Firstly, I checked the straps and the tiny window. The air vents buzzed. I taped the corners, even though they were already taped, because my hands wouldn’t stop shaking. In the crate, a soft blanket made a small nest; a warm gel pack slid under it like a secret. The vet had said keep her calm, keep the temperature steady, watch her breath. Her eyes were dark and bright at the same time, like two wet stones.
Then the van engine started and the whole morning changed, the vibration crawled up my arms. I climbed in beside the crate—seat belt clicked, harness clicked—and I listened. Tick, tick, tick: the monitor blinked green. “Only two hours,” I told her, though maybe she couldn’t hear. Outside, the road was long and grey. I breathed in, slow; tried to be steady. If we hit traffic—no, we just go. We go now.
- Level 1 Upper (4-6 marks for AO5, 1-4 marks for AO6, 5-10 marks total)
Option A:
The temple is old and broken. Stones sit in little piles and the walls are cracked. Vines hang like ropes, green and dusty. Sunlight falls in lines on the floor and into dark rooms. It is quiet but it is not, because the monkeys is here.
They are everywhere.
They run up and down the steps, up and down. Their feet pat on the stone and their tails flick. They pick at the carvings and pull flowers from a bowl. One sits on the head of a statue like a king. They chatter, chatter, a sharp noise that bounces off the pillars. The air smells of old stone and fur and sweet fruit.

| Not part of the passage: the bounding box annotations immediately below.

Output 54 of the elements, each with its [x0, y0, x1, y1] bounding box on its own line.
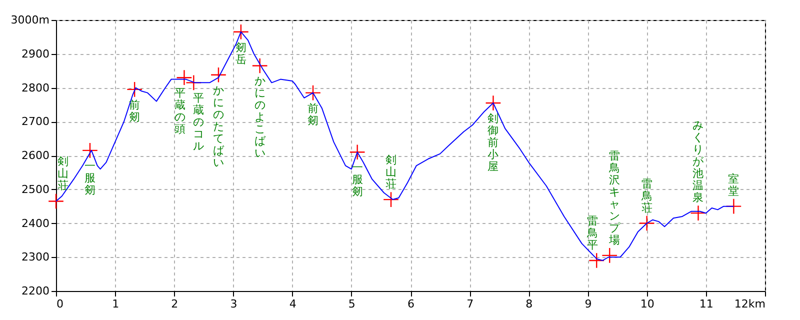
- annotation: 雷鳥平: [586, 214, 598, 252]
- y-tick-label: 2800: [22, 81, 50, 94]
- y-tick-label: 2400: [22, 216, 50, 230]
- y-tick-label: 2700: [22, 115, 50, 128]
- x-tick-label: 6: [408, 298, 414, 310]
- y-tick-label: 2500: [22, 182, 50, 196]
- annotation: 前剱: [308, 102, 319, 127]
- x-tick-label: 2: [171, 298, 178, 310]
- x-tick-label: 7: [466, 298, 474, 310]
- annotation: みくりが池温泉: [692, 119, 705, 204]
- y-tick-label: 2300: [22, 250, 50, 264]
- annotation: 雷鳥沢キャンプ場: [608, 149, 622, 246]
- x-tick-label: 1: [112, 298, 120, 310]
- y-tick-label: 2900: [22, 47, 50, 60]
- annotation: 平蔵の頭: [174, 86, 186, 136]
- point: [232, 24, 249, 40]
- annotation: 剣御前小屋: [488, 112, 499, 173]
- point: [349, 144, 366, 160]
- point: [126, 81, 143, 98]
- annotation: 室堂: [728, 172, 740, 198]
- x-tick-label: 8: [526, 298, 533, 310]
- point: [48, 193, 64, 210]
- point: [252, 58, 268, 74]
- x-tick-label: 0: [56, 298, 64, 310]
- x-tick-label: 5: [348, 298, 356, 310]
- x-tick-label: 12km: [734, 298, 766, 310]
- point: [726, 198, 742, 214]
- annotation: 剣山荘: [58, 155, 68, 192]
- annotation: 剣山荘: [386, 154, 397, 191]
- annotation: 一服剱: [84, 159, 96, 196]
- point: [304, 84, 322, 101]
- point: [602, 247, 618, 264]
- y-tick-label: 2200: [22, 284, 50, 298]
- annotation: 一服剱: [352, 161, 363, 198]
- annotation: 平蔵のコル: [193, 92, 204, 153]
- point: [210, 66, 226, 83]
- annotation: かにのよこばい: [254, 74, 266, 160]
- point: [690, 205, 706, 222]
- annotation: かにのたてばい: [212, 84, 225, 169]
- y-tick-label: 3000m: [10, 14, 50, 26]
- x-tick-label: 9: [584, 298, 592, 310]
- point: [382, 192, 400, 208]
- point: [638, 215, 655, 232]
- annotation: 雷鳥荘: [640, 177, 652, 214]
- x-tick-label: 4: [289, 298, 296, 310]
- x-tick-label: 10: [640, 298, 654, 310]
- y-tick-label: 2600: [22, 149, 50, 162]
- x-tick-label: 11: [699, 298, 714, 310]
- annotation: 前剱: [129, 98, 140, 124]
- annotation: 剱岳: [235, 40, 246, 66]
- point: [588, 252, 605, 269]
- x-tick-label: 3: [230, 298, 238, 310]
- point: [82, 142, 98, 158]
- point: [485, 94, 502, 112]
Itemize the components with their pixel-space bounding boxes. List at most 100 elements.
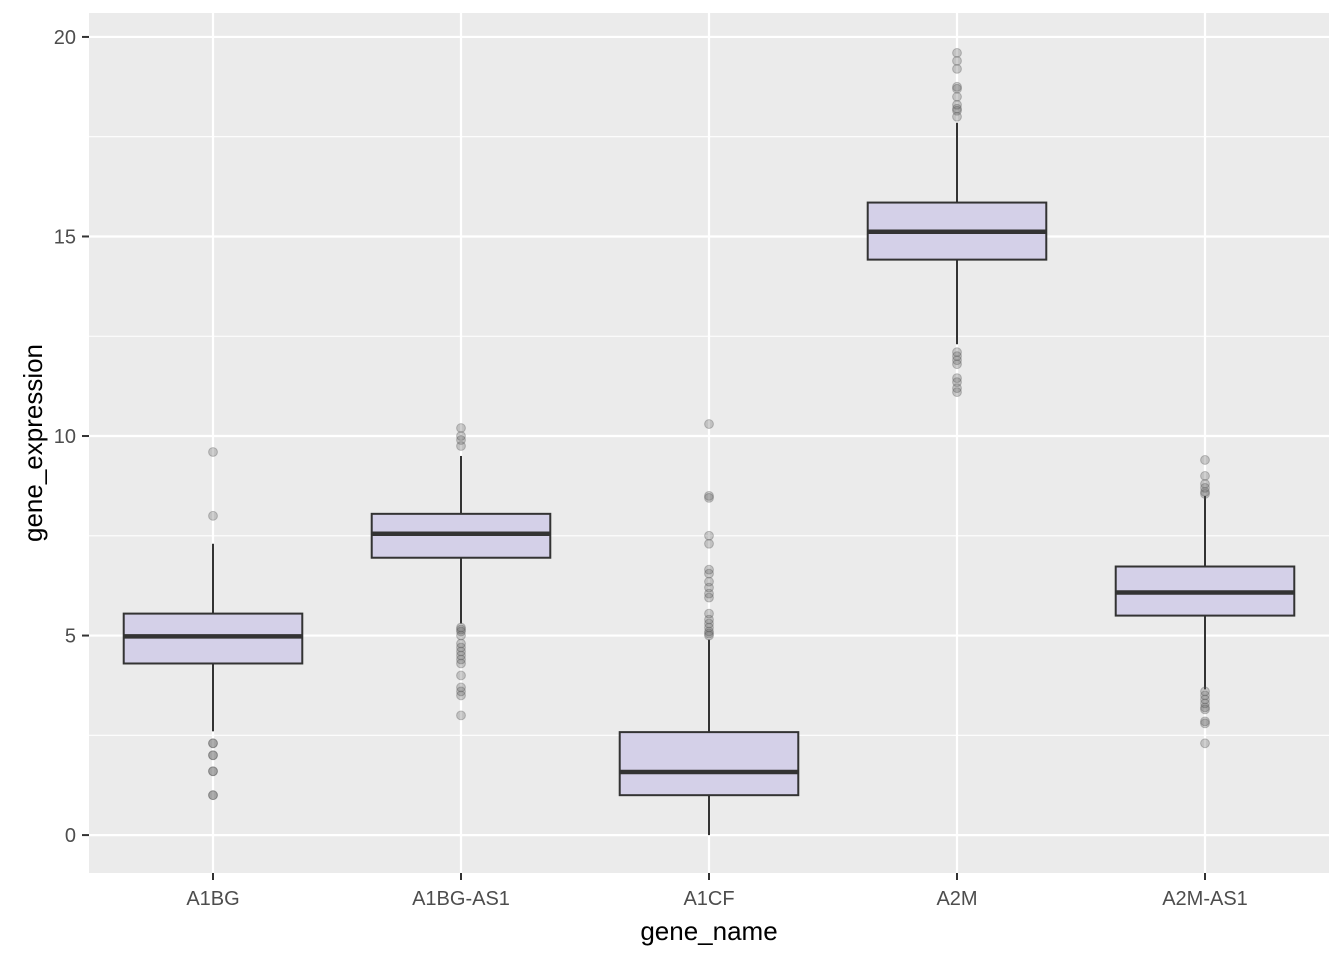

Dust floats and the light shakes because leaves move. The temple seems to watch and it sighs in the heat. I stand still and the monkeys just look back. They is not scared, they own it now.
Only this is left: stone, vines, monkeys.
Option B:
Morning. The box on my knees felt heavy, and I held it close. Inside was the small animal, a precious one, the only one left, they said. Its fur was white like snow and its breath was soft on my fingers through the little air holes.
The van engine coughed and Dad said hurry. We was late for the ferry. I said, careful, careful, like I was talking to a baby. The road was full of bumps and every bump made my heart jump.
I put the box seat belt on. It looked silly but I done it anyway. People stared, I didnt smile back because my hands was shaking.
Don't drop it! I told myself. If anything happen it will be my fault.
The sky was low like a lid. I opened the van door and the cold hit me, and the animal made a small sound, a tiny cry. We go now.
- Level 1 Lower (1-3 marks for AO5, 1-4 marks for AO6, 2-7 marks total)
Option A:
The temple is old and broken. Stones fall in peices and sand is on the floor, it taste dry in my mouth. Monkeys are everywhere, they run on the walls and over the steps and on my head, they grab and chatter and scream. One monkey sit on a crumbling statue, it looks like a king but the face is gone. The sky grey and heavy. I hear the leaves shake, I smell bad fruit and wet fur and the air is hot. I stand and look and I am scared, the monkeys was in charge now, the temple is theres!
Option B:
It is morning. I forgot my jacket. The box in my lap is small and has holes. Inside is the bird, rare and precious, the man at the vet said it was special. I try to tape the lid but my hands shake, I feel shaky like a baby lamb. I have to take it across town to the airport and then a plane, I never done this. The box slides, I grab it fast and almost drop my phone. The bird peeps like a whistle. people stare, I smile, I dont know what to say. I hold it tight, the road feels long.